Park alanı, birkaç antik benzersiz bina toplayan Ahşap Mimari Müzesi'nin sergileri için bir cennet haline geldi. Bunlar mead bira fabrikası, Nikolo-Korelskaya manastırından Kutsal Kapılar ve Bratsk'tan hapishane kulesi. 1930'larda, eskiden Kuzey Dvina Nehri'nin ağzına yakın olan Çar Peter I Evi buraya "taşındı".

Vodovzvodnaya kulesi

Parkı ikiye bölen büyük bir vadinin arkasında, Korkunç Çar IV. John'un kararnamesiyle oğlunun doğumunun onuruna inşa edilen Vaftizci Yahya'nın Kafasının Kesilmesi Kilisesi var. Ayrıca ağaçların çiçeklenme döneminde ve hasat sırasında özellikle Mayıs ayında güzelliği ortaya çıkan bir elma bahçesi de bulunmaktadır.

Antik çağda, köy birkaç meyve ve meyve bahçesi ile ünlüydü. Ancak bugün topraklarında sadece üç bahçe kalıyor - Kazan, Voznesensky ve Dyakovsky. Önemli yaşlarına rağmen, tüm ağaçlar iyi çiçek açar ve her yıl meyve verir. Bahçelerin arkasında Dyakovo köyünden kalan ahşap evler var. Bunun yanında arkeologlar Finno-Ugric kültürüne ait değerli eserler buldular. "Dyakov yerleşimi" olarak da adlandırılan köy, Moskova'daki en eski yerleşim yeridir. Bu yerde aynı adı taşıyan nehrin kıyısı yüksektir ve çevrenin muhteşem manzarasını sunar.

Ön kapı

Parkta etnografik sergiler var. Bunlar, bir ahır ve bir demirhanenin, bir ilaç bahçesinin ve bir arı kovanının topraklarının yanı sıra Zhuzha Nehri üzerindeki bir su değirmeninin tesisleridir.
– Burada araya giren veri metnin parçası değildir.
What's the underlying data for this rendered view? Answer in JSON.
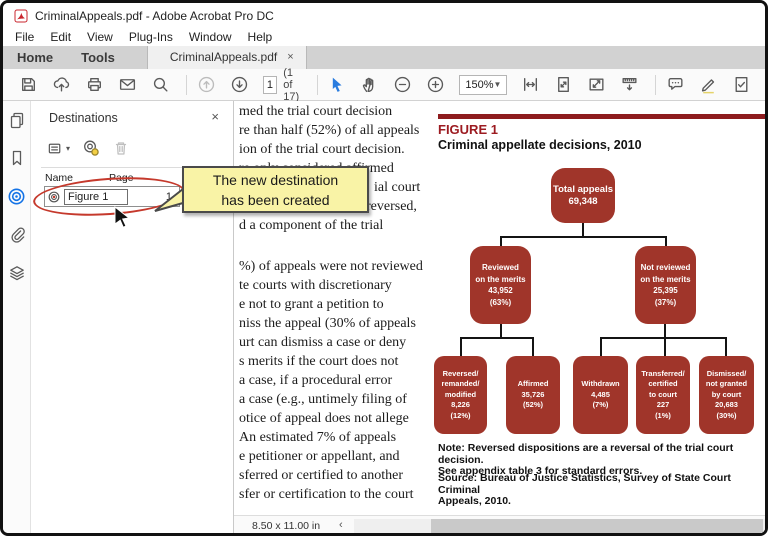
{
  "window": {
    "title": "CriminalAppeals.pdf - Adobe Acrobat Pro DC"
  },
  "menubar": {
    "items": [
      "File",
      "Edit",
      "View",
      "Plug-Ins",
      "Window",
      "Help"
    ]
  },
  "tabbar": {
    "home": "Home",
    "tools": "Tools",
    "document_tab": "CriminalAppeals.pdf",
    "close": "×"
  },
  "toolbar": {
    "page_number": "1",
    "page_count": "(1 of 17)",
    "zoom_level": "150%",
    "zoom_caret": "▼"
  },
  "panel": {
    "title": "Destinations",
    "close": "×",
    "options_caret": "▾",
    "name_column": "Name",
    "page_column": "Page",
    "destination": {
      "name": "Figure 1",
      "page": "1"
    }
  },
  "callout": {
    "text": "The new destination\nhas been created"
  },
  "doc": {
    "para1": [
      "med the trial court decision",
      "re than half (52%) of all appeals",
      "ion of the trial court decision.",
      "re only considered affirmed",
      "ial court",
      "reversed,",
      "d a component of the trial"
    ],
    "para2": [
      "%) of appeals were not reviewed",
      "te courts with discretionary",
      "e not to grant a petition to",
      "niss the appeal (30% of appeals",
      "urt can dismiss a case or deny",
      "s merits if the court does not",
      "a case, if a procedural error",
      "a case (e.g., untimely filing of",
      "otice of appeal does not allege",
      "An estimated 7% of appeals",
      "e petitioner or appellant, and",
      "sferred or certified to another",
      "sfer or certification to the court"
    ],
    "figure": {
      "heading": "FIGURE 1",
      "title": "Criminal appellate decisions, 2010",
      "nodes": {
        "root": "Total appeals\n69,348",
        "reviewed": "Reviewed\non the merits\n43,952\n(63%)",
        "not_reviewed": "Not reviewed\non the merits\n25,395\n(37%)",
        "reversed": "Reversed/\nremanded/\nmodified\n8,226\n(12%)",
        "affirmed": "Affirmed\n35,726\n(52%)",
        "withdrawn": "Withdrawn\n4,485\n(7%)",
        "transferred": "Transferred/\ncertified\nto court\n227\n(1%)",
        "dismissed": "Dismissed/\nnot granted\nby court\n20,683\n(30%)"
      },
      "note": "Note: Reversed dispositions are a reversal of the trial court decision.\nSee appendix table 3 for standard errors.",
      "source": "Source: Bureau of Justice Statistics, Survey of State Court Criminal\nAppeals, 2010."
    }
  },
  "statusbar": {
    "page_size": "8.50 x 11.00 in",
    "scroll_left_arrow": "‹"
  },
  "colors": {
    "accent_blue": "#1473e6",
    "figure_box_red": "#a0352a",
    "figure_bar_red": "#8e1c1e",
    "callout_yellow": "#f9f3a6",
    "annotation_red": "#c5392c"
  },
  "chart_data": {
    "type": "tree",
    "title": "Criminal appellate decisions, 2010",
    "root": {
      "label": "Total appeals",
      "value": 69348,
      "children": [
        {
          "label": "Reviewed on the merits",
          "value": 43952,
          "percent": "63%",
          "children": [
            {
              "label": "Reversed/remanded/modified",
              "value": 8226,
              "percent": "12%"
            },
            {
              "label": "Affirmed",
              "value": 35726,
              "percent": "52%"
            }
          ]
        },
        {
          "label": "Not reviewed on the merits",
          "value": 25395,
          "percent": "37%",
          "children": [
            {
              "label": "Withdrawn",
              "value": 4485,
              "percent": "7%"
            },
            {
              "label": "Transferred/certified to court",
              "value": 227,
              "percent": "1%"
            },
            {
              "label": "Dismissed/not granted by court",
              "value": 20683,
              "percent": "30%"
            }
          ]
        }
      ]
    }
  }
}
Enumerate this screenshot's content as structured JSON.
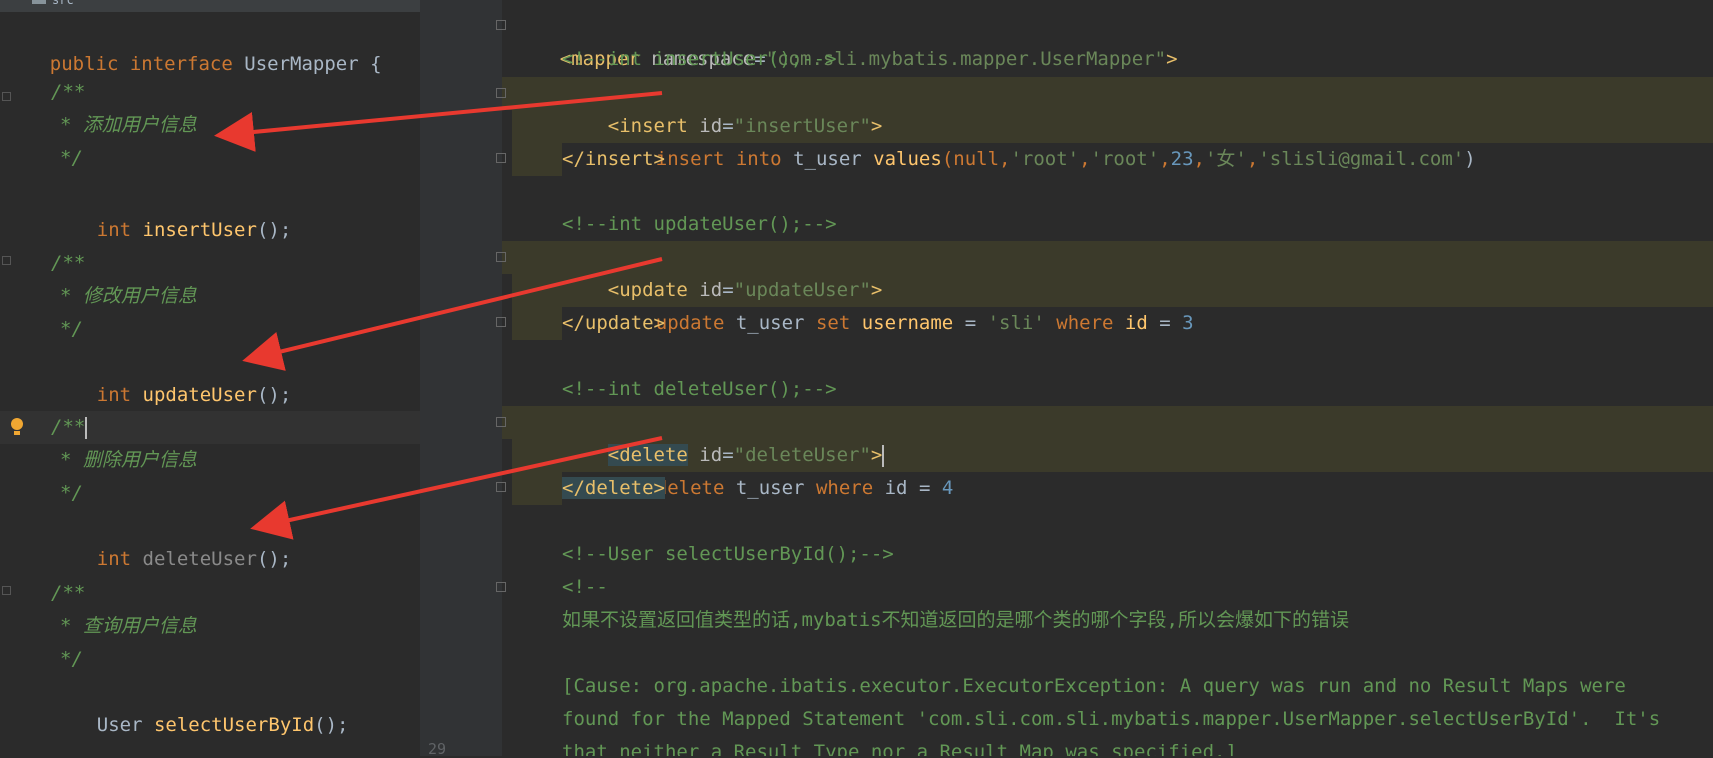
{
  "sidebar": {
    "folder_label": "src"
  },
  "gutter": {
    "line_number": "29"
  },
  "java": {
    "decl": {
      "kw1": "public",
      "kw2": "interface",
      "name": "UserMapper",
      "brace": "{"
    },
    "doc_open": "/**",
    "doc_close": "*/",
    "methods": [
      {
        "comment": "* 添加用户信息",
        "type": "int",
        "name": "insertUser",
        "suffix": "();"
      },
      {
        "comment": "* 修改用户信息",
        "type": "int",
        "name": "updateUser",
        "suffix": "();"
      },
      {
        "comment": "* 删除用户信息",
        "type": "int",
        "name": "deleteUser",
        "suffix": "();"
      },
      {
        "comment": "* 查询用户信息",
        "type": "User",
        "name": "selectUserById",
        "suffix": "();"
      }
    ]
  },
  "xml": {
    "mapper_open": "<mapper",
    "namespace_attr": "namespace",
    "namespace_val": "\"com.sli.mybatis.mapper.UserMapper\"",
    "gt": ">",
    "eq": "=",
    "comment_insert": "<!--int insertUser();-->",
    "insert_open": "<insert",
    "insert_id": "\"insertUser\"",
    "insert_sql": {
      "kw1": "insert",
      "kw2": "into",
      "table": "t_user",
      "kw3": "values",
      "p1": "(null,",
      "s1": "'root'",
      "c1": ",",
      "s2": "'root'",
      "c2": ",",
      "n1": "23",
      "c3": ",",
      "s3": "'女'",
      "c4": ",",
      "s4": "'slisli@gmail.com'",
      "p2": ")"
    },
    "insert_close": "</insert>",
    "comment_update": "<!--int updateUser();-->",
    "update_open": "<update",
    "update_id": "\"updateUser\"",
    "update_sql": {
      "kw1": "update",
      "table": "t_user",
      "kw2": "set",
      "col": "username",
      "eq": "=",
      "val": "'sli'",
      "kw3": "where",
      "col2": "id",
      "eq2": "=",
      "num": "3"
    },
    "update_close": "</update>",
    "comment_delete": "<!--int deleteUser();-->",
    "delete_open": "<delete",
    "delete_id": "\"deleteUser\"",
    "delete_sql": {
      "kw1": "delete",
      "table": "t_user",
      "kw2": "where",
      "col": "id",
      "eq": "=",
      "num": "4"
    },
    "delete_close": "</delete>",
    "comment_select": "<!--User selectUserById();-->",
    "comment_block_open": "<!--",
    "note_line": "如果不设置返回值类型的话,mybatis不知道返回的是哪个类的哪个字段,所以会爆如下的错误",
    "error_lines": [
      "[Cause: org.apache.ibatis.executor.ExecutorException: A query was run and no Result Maps were",
      "found for the Mapped Statement 'com.sli.com.sli.mybatis.mapper.UserMapper.selectUserById'.  It's",
      "that neither a Result Type nor a Result Map was specified.]"
    ]
  },
  "colors": {
    "background": "#2b2b2b",
    "keyword": "#cc7832",
    "method": "#ffc66d",
    "comment": "#629755",
    "string": "#6a8759",
    "number": "#6897bb",
    "tag": "#e8bf6a",
    "arrow": "#e8392f"
  }
}
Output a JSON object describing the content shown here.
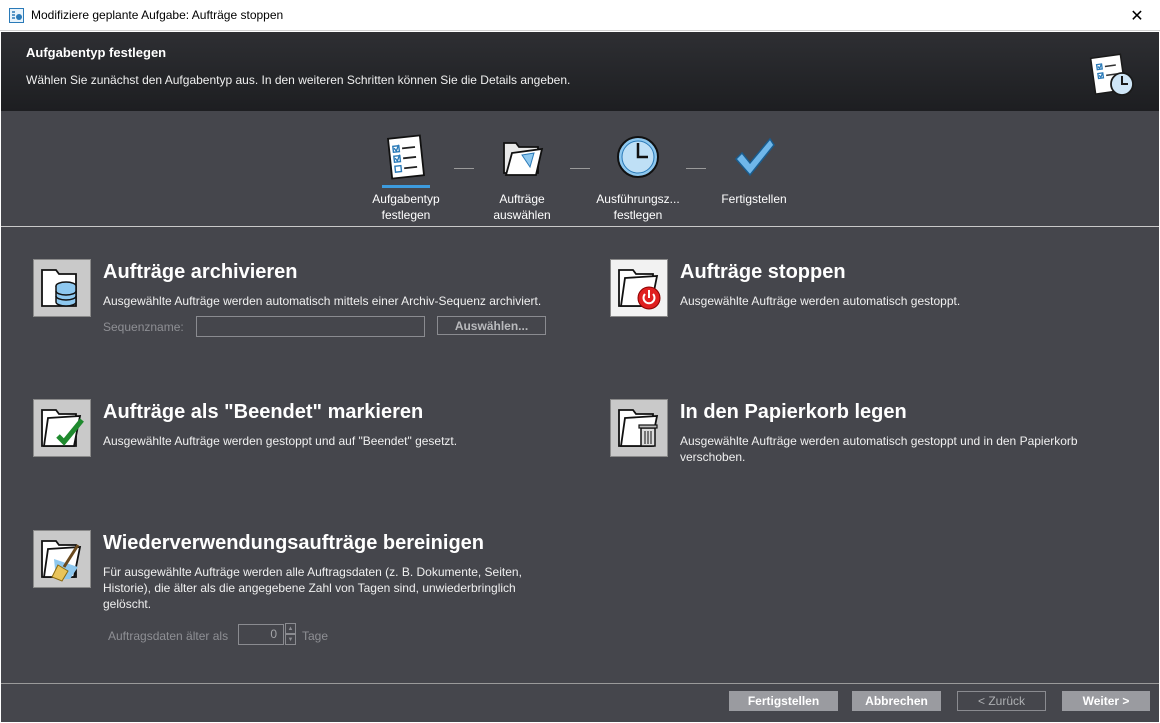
{
  "window": {
    "title": "Modifiziere geplante Aufgabe: Aufträge stoppen",
    "close_glyph": "✕"
  },
  "header": {
    "title": "Aufgabentyp festlegen",
    "subtitle": "Wählen Sie zunächst den Aufgabentyp aus. In den weiteren Schritten können Sie die Details angeben.",
    "icon": "scheduled-task-icon"
  },
  "steps": [
    {
      "label_line1": "Aufgabentyp",
      "label_line2": "festlegen",
      "icon": "checklist-icon",
      "active": true
    },
    {
      "label_line1": "Aufträge",
      "label_line2": "auswählen",
      "icon": "open-folder-icon",
      "active": false
    },
    {
      "label_line1": "Ausführungsz...",
      "label_line2": "festlegen",
      "icon": "clock-icon",
      "active": false
    },
    {
      "label_line1": "Fertigstellen",
      "label_line2": "",
      "icon": "checkmark-icon",
      "active": false
    }
  ],
  "options": {
    "archive": {
      "title": "Aufträge archivieren",
      "desc": "Ausgewählte Aufträge werden automatisch mittels einer Archiv-Sequenz archiviert.",
      "sequence_label": "Sequenzname:",
      "sequence_value": "",
      "select_button": "Auswählen..."
    },
    "stop": {
      "title": "Aufträge stoppen",
      "desc": "Ausgewählte Aufträge werden automatisch gestoppt.",
      "selected": true
    },
    "finished": {
      "title": "Aufträge als \"Beendet\" markieren",
      "desc": "Ausgewählte Aufträge werden gestoppt und auf \"Beendet\" gesetzt."
    },
    "trash": {
      "title": "In den Papierkorb legen",
      "desc_line1": "Ausgewählte Aufträge werden automatisch gestoppt und in den Papierkorb",
      "desc_line2": "verschoben."
    },
    "cleanup": {
      "title": "Wiederverwendungsaufträge bereinigen",
      "desc_line1": "Für ausgewählte Aufträge werden alle Auftragsdaten (z. B. Dokumente, Seiten,",
      "desc_line2": "Historie), die älter als die angegebene Zahl von Tagen sind, unwiederbringlich",
      "desc_line3": "gelöscht.",
      "days_label": "Auftragsdaten älter als",
      "days_value": "0",
      "days_unit": "Tage"
    }
  },
  "footer": {
    "finish": "Fertigstellen",
    "cancel": "Abbrechen",
    "back": "< Zurück",
    "next": "Weiter >"
  },
  "colors": {
    "panel_bg": "#45464c",
    "header_bg": "#1d1e21",
    "active_step": "#3d9bdd",
    "stop_red": "#e02020"
  }
}
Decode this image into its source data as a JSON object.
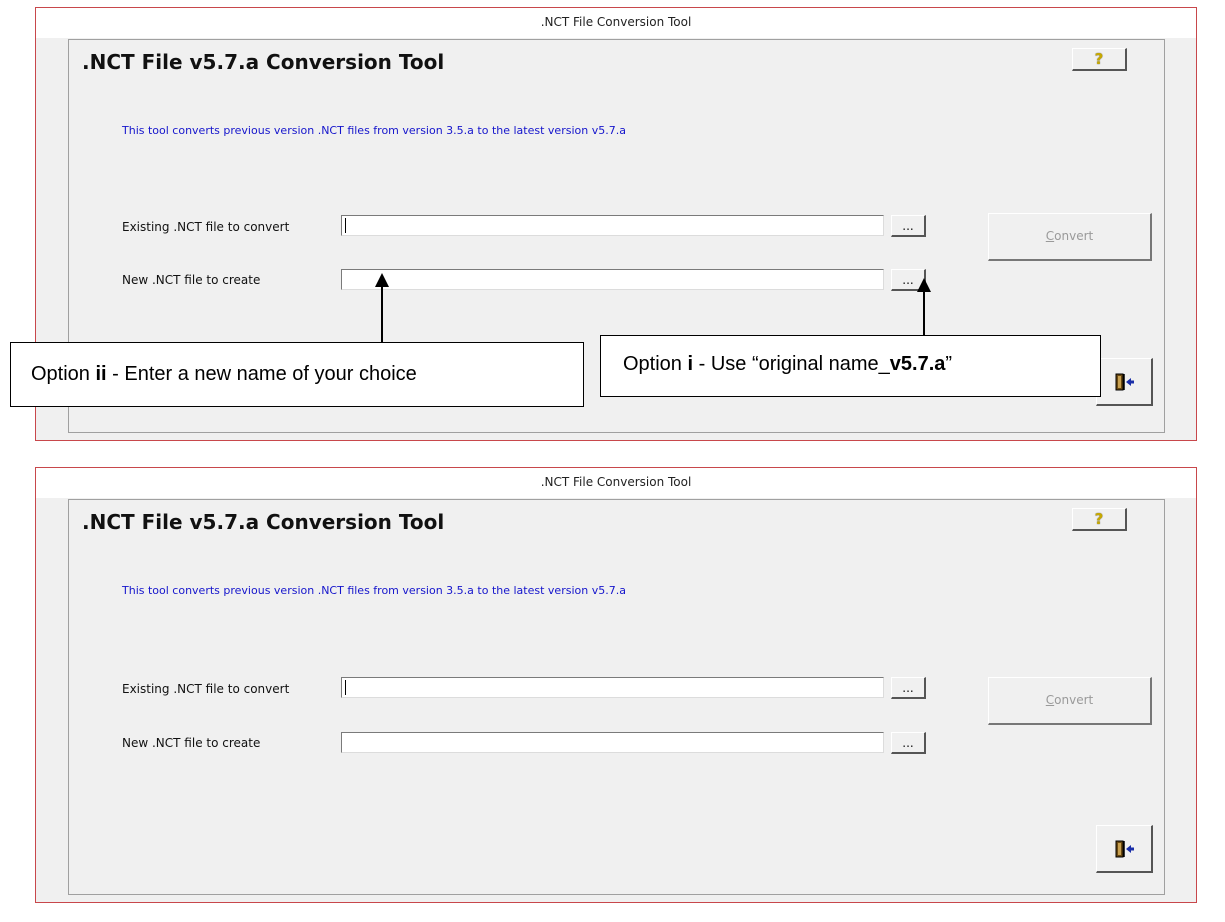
{
  "windows": [
    {
      "title": ".NCT File Conversion Tool",
      "heading": ".NCT File v5.7.a Conversion Tool",
      "help_glyph": "?",
      "info": "This tool converts previous version .NCT files from version 3.5.a to the latest version v5.7.a",
      "existing_label": "Existing .NCT file to convert",
      "existing_value": "",
      "new_label": "New .NCT file to create",
      "new_value": "",
      "browse_label": "...",
      "convert_hotkey": "C",
      "convert_rest": "onvert",
      "exit_icon": "exit-door-icon"
    },
    {
      "title": ".NCT File Conversion Tool",
      "heading": ".NCT File v5.7.a Conversion Tool",
      "help_glyph": "?",
      "info": "This tool converts previous version .NCT files from version 3.5.a to the latest version v5.7.a",
      "existing_label": "Existing .NCT file to convert",
      "existing_value": "",
      "new_label": "New .NCT file to create",
      "new_value": "",
      "browse_label": "...",
      "convert_hotkey": "C",
      "convert_rest": "onvert",
      "exit_icon": "exit-door-icon"
    }
  ],
  "annotations": {
    "option_ii": {
      "prefix": "Option ",
      "bold": "ii",
      "suffix": " - Enter a new name of your choice"
    },
    "option_i": {
      "prefix": "Option ",
      "bold": "i",
      "middle": " - Use “original name_",
      "bold_suffix": "v5.7.a",
      "close": "”"
    }
  },
  "colors": {
    "window_border": "#c8474b",
    "info_text": "#1515cc",
    "help_icon": "#c6a800",
    "disabled_text": "#9a9a9a"
  }
}
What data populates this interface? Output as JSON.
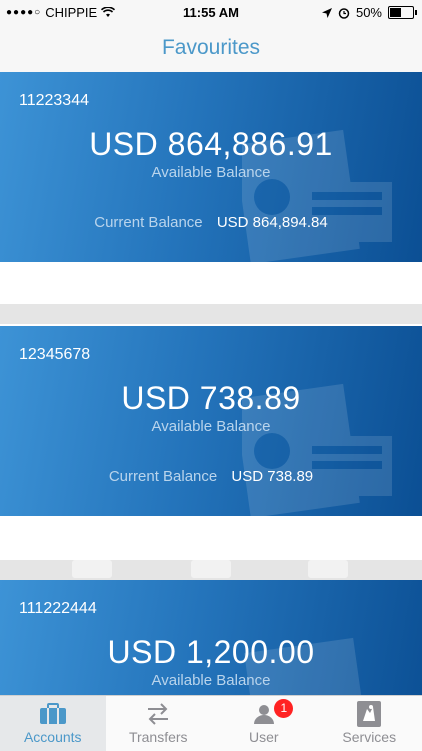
{
  "status_bar": {
    "carrier": "CHIPPIE",
    "time": "11:55 AM",
    "battery": "50%",
    "battery_level": 0.5
  },
  "nav": {
    "title": "Favourites"
  },
  "accounts": [
    {
      "number": "11223344",
      "available": "USD 864,886.91",
      "available_label": "Available Balance",
      "current_label": "Current Balance",
      "current": "USD 864,894.84"
    },
    {
      "number": "12345678",
      "available": "USD 738.89",
      "available_label": "Available Balance",
      "current_label": "Current Balance",
      "current": "USD 738.89"
    },
    {
      "number": "111222444",
      "available": "USD 1,200.00",
      "available_label": "Available Balance"
    }
  ],
  "tabs": [
    {
      "label": "Accounts",
      "icon": "briefcase-icon",
      "active": true
    },
    {
      "label": "Transfers",
      "icon": "transfer-arrows-icon"
    },
    {
      "label": "User",
      "icon": "user-icon",
      "badge": "1"
    },
    {
      "label": "Services",
      "icon": "services-icon"
    }
  ],
  "colors": {
    "accent": "#4b98c9",
    "card_start": "#3d93d6",
    "card_end": "#0b4f94",
    "badge": "#ff2222"
  }
}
Emlak nasıl müze rezervi haline geldi?

Emlak kompleksini müze rezervine dönüştürme fikri P.D.'ye aittir. 1923'ten beri yönetmen olarak görev yapan Baranovsky. Birkaç yıl sonra müze, bal likörü bira fabrikası, Moss kulesi, Petrovsky Evi ve Nikolo-Korelskaya manastırının kapıları ile dolduruldu. 1960 yılında, Sibirya Bratsk'tan buraya bir hapishane kulesi getirildi. Böylece, müze kompleksi yavaş yavaş Rus ustalar tarafından yapılan en iyi ahşap binalardan bazılarını topladı.

arka kapı

Kolomenskoye, 1971'de müze rezervi statüsü aldı. Toprakları, Neolitik dönemin en nadide el yazmalarını, kitaplarını, nesnelerini ve halihazırda feshedilmiş tapınaklardan bazı değerleri içerir. Zengin bir seramik koleksiyonu da burada tutuluyor.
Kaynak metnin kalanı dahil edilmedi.